A Senate committee's decision to keep tax reform proposals secret for 50 years has drawn strong objections and calls for transparency from a diverse array of tax, business and advocacy groups.

Thirty organizations urged the Senate Finance Committee in a letter to make all tax reform correspondence public in real time.

The committee has said that senators can propose which tax breaks they think should be retained without fear their views will be made public until Dec. 31, 2064.

A 50-year cloak of confidentiality is "far longer than presidential records are sealed," the groups said in their July 26 letter.

"[T]ransparency is essential for your final product to have credibility with the public rather than feed cynicism. Taxpayers across the United States have a right to know what their elected officials are advocating and what their justification," the letter said.

The letter was signed by Taxpayers for Common Sense, the Center for Effective Government, the American Sustainable Business Council and the Fund for Constitutional Government, among others.

Quiz: What do you really know about the tax code?

Christopher Bergin, president and publisher of Tax Analysts, which also signed the letter, put it more bluntly.

"[W]hile it may not be secret law, it gets a little close to making law in secret. I realize it may be a novel idea to argue that the people have the right to know what groups their lawmakers think should get favors from their tax laws, but it's a good idea," Bergin wrote in a blog post.

Some CNNMoney readers, reacting to news coverage last week, were not pleased.

"If a politician believes in a tax break they should have to stand for it publicly. If they can't do that, then they clearly shouldn't be supporting it to begin with," one reader wrote.

Others were more sympathetic to the idea that lawmakers might need some protection to discuss unpopular proposals, just not 50 years' worth.

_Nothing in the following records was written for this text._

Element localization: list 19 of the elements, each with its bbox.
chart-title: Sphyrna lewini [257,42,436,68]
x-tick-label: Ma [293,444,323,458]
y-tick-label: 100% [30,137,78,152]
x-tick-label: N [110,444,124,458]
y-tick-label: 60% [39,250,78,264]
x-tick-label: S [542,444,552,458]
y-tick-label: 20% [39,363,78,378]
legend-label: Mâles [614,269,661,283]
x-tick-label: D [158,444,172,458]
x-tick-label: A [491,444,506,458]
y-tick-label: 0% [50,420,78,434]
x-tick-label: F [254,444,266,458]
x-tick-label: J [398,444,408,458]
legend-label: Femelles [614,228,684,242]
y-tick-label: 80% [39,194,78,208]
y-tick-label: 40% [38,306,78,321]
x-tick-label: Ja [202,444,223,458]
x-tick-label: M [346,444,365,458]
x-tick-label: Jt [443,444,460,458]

"We are likely to get a better tax code out of something like this, but 50 years? Come on, it should be more like 12. You get two more terms without losing your job if you did something your [constituents] would've found distasteful ... not a life pardon," another wrote.

And not everyone is necessarily going to take advantage of the committee's offer for a half century of confidentiality.

Some lawmakers -- including retiring senator Jay D. Rockefeller, a Democrat from West Virginia, and Sen. Mike Enzi, a Republican from Wyoming -- have posted their recommendations on their own Web sites.